Example prompts you can try:
- "How do I set up PiShock with VMSC?"
- "Create a rule that sends a VRChat chatbox message when someone gifts a Rose"
- "What events does VMSC support?"
- "Fire a test gift event from user TestViewer"
- "Take me to the overlays page"
The chat history persists for the duration of your session. Each conversation thread maintains context so the assistant remembers earlier messages and can refine its responses based on follow-up questions.
AI Tools
The AI assistant has access to a set of internal tools that allow it to take actions inside VMSC on your behalf. When the assistant decides to use a tool, it will describe what it is doing and show the result.
| Tool | Description |
|---|---|
| Create Rule | Generates a complete rule with triggers, conditions, and actions based on your natural-language description. |
| Fire Event | Simulates a stream event (gift, follow, like, chat message) to test your rules without a live connection. |
| Navigate | Switches the VMSC interface to a specific page (Rules, Overlays, Settings, etc.). |
| Get Config | Reads your current VMSC configuration, rules, or output settings to provide context-aware help. |
| List Events | Shows all available event types that can be used in rule triggers. |
When the AI uses a tool, you will see a tool-call indicator in the chat showing which tool was invoked and what parameters were used. The assistant never takes destructive actions silently.
CUDA Acceleration
By default, VMSC uses the Vulkan backend for GPU inference, which works across NVIDIA, AMD, and Intel GPUs. However, if you have an NVIDIA GPU, you can enable CUDA acceleration for significantly faster inference speeds.
Installing CUDA Support
-
Check Your GPU
CUDA requires an NVIDIA GPU with compute capability 5.0 or higher. Most NVIDIA GPUs from the GTX 900 series onward are supported.
-
Install CUDA Toolkit
Download and install the NVIDIA CUDA Toolkit (version 12.x recommended). You only need the runtime libraries; the full development toolkit is not required.
-
Enable CUDA in VMSC
In the AI page settings, toggle Use CUDA to on. VMSC will restart the inference engine with the CUDA backend. If CUDA is not detected, VMSC will display an error and fall back to Vulkan.
Vulkan Fallback
If CUDA is not available or fails to initialize, VMSC automatically falls back to the Vulkan backend. This happens transparently — you will see a notification in the AI page indicating which backend is active. Vulkan is slower than CUDA but works on a much wider range of hardware.

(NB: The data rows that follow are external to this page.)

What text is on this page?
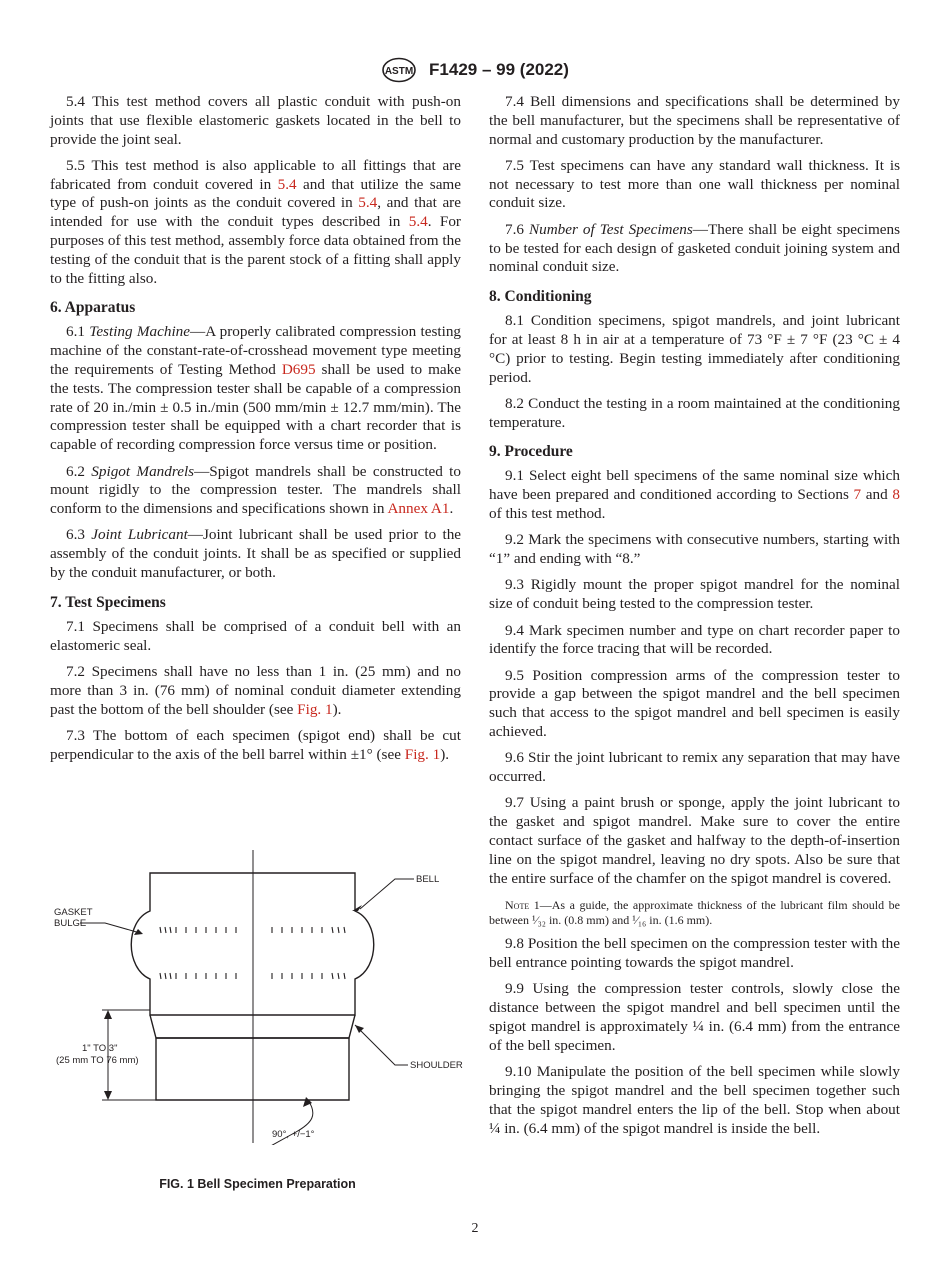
ASTM F1429 – 99 (2022)

5.4 This test method covers all plastic conduit with push-on joints that use flexible elastomeric gaskets located in the bell to provide the joint seal.

5.5 This test method is also applicable to all fittings that are fabricated from conduit covered in 5.4 and that utilize the same type of push-on joints as the conduit covered in 5.4, and that are intended for use with the conduit types described in 5.4. For purposes of this test method, assembly force data obtained from the testing of the conduit that is the parent stock of a fitting shall apply to the fitting also.

6. Apparatus

6.1 Testing Machine—A properly calibrated compression testing machine of the constant-rate-of-crosshead movement type meeting the requirements of Testing Method D695 shall be used to make the tests. The compression tester shall be capable of a compression rate of 20 in./min ± 0.5 in./min (500 mm/min ± 12.7 mm/min). The compression tester shall be equipped with a chart recorder that is capable of recording compression force versus time or position.

6.2 Spigot Mandrels—Spigot mandrels shall be constructed to mount rigidly to the compression tester. The mandrels shall conform to the dimensions and specifications shown in Annex A1.

6.3 Joint Lubricant—Joint lubricant shall be used prior to the assembly of the conduit joints. It shall be as specified or supplied by the conduit manufacturer, or both.

7. Test Specimens

7.1 Specimens shall be comprised of a conduit bell with an elastomeric seal.

7.2 Specimens shall have no less than 1 in. (25 mm) and no more than 3 in. (76 mm) of nominal conduit diameter extending past the bottom of the bell shoulder (see Fig. 1).

7.3 The bottom of each specimen (spigot end) shall be cut perpendicular to the axis of the bell barrel within ±1° (see Fig. 1).

BELL
GASKET
BULGE
SHOULDER
1" TO 3"
(25 mm TO 76 mm)
90°, +/−1°
FIG. 1 Bell Specimen Preparation

7.4 Bell dimensions and specifications shall be determined by the bell manufacturer, but the specimens shall be representative of normal and customary production by the manufacturer.

7.5 Test specimens can have any standard wall thickness. It is not necessary to test more than one wall thickness per nominal conduit size.

7.6 Number of Test Specimens—There shall be eight specimens to be tested for each design of gasketed conduit joining system and nominal conduit size.

8. Conditioning

8.1 Condition specimens, spigot mandrels, and joint lubricant for at least 8 h in air at a temperature of 73 °F ± 7 °F (23 °C ± 4 °C) prior to testing. Begin testing immediately after conditioning period.

8.2 Conduct the testing in a room maintained at the conditioning temperature.

9. Procedure

9.1 Select eight bell specimens of the same nominal size which have been prepared and conditioned according to Sections 7 and 8 of this test method.

9.2 Mark the specimens with consecutive numbers, starting with “1” and ending with “8.”

9.3 Rigidly mount the proper spigot mandrel for the nominal size of conduit being tested to the compression tester.

9.4 Mark specimen number and type on chart recorder paper to identify the force tracing that will be recorded.

9.5 Position compression arms of the compression tester to provide a gap between the spigot mandrel and the bell specimen such that access to the spigot mandrel and bell specimen is easily achieved.

9.6 Stir the joint lubricant to remix any separation that may have occurred.

9.7 Using a paint brush or sponge, apply the joint lubricant to the gasket and spigot mandrel. Make sure to cover the entire contact surface of the gasket and halfway to the depth-of-insertion line on the spigot mandrel, leaving no dry spots. Also be sure that the entire surface of the chamfer on the spigot mandrel is covered.

Note 1—As a guide, the approximate thickness of the lubricant film should be between ¹⁄₃₂ in. (0.8 mm) and ¹⁄₁₆ in. (1.6 mm).

9.8 Position the bell specimen on the compression tester with the bell entrance pointing towards the spigot mandrel.

9.9 Using the compression tester controls, slowly close the distance between the spigot mandrel and bell specimen until the spigot mandrel is approximately ¼ in. (6.4 mm) from the entrance of the bell specimen.

9.10 Manipulate the position of the bell specimen while slowly bringing the spigot mandrel and the bell specimen together such that the spigot mandrel enters the lip of the bell. Stop when about ¼ in. (6.4 mm) of the spigot mandrel is inside the bell.

2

| Backend | GPU Support | Relative Speed |
|---|---|---|
| CUDA | NVIDIA only | Fastest (2–3x faster than Vulkan) |
| Vulkan | NVIDIA, AMD, Intel | Baseline |
Tips and Limitations
The AI assistant is a small local model, not a large cloud-hosted LLM. Keep these practical tips in mind:
- Be specific — Clear, direct prompts produce better results. Instead of "make something cool," try "create a rule that triggers a VRChat chatbox message saying 'Thank you!' when someone follows."
- One task at a time — The assistant handles single tasks best. Break complex requests into smaller steps.
- Check the output — Always review rules and configurations created by the AI before using them in a live stream. The assistant can make mistakes, especially with complex condition logic.
- Context window — The model has a limited context window. Very long conversations may lose earlier context. Start a new conversation if the assistant seems to forget earlier instructions.
- No internet access — The AI runs entirely locally. It cannot fetch live data, check APIs, or access external documentation.
VMSC updates may include improved or additional models. When a better model becomes available, you can download it from the AI page without reinstalling the application.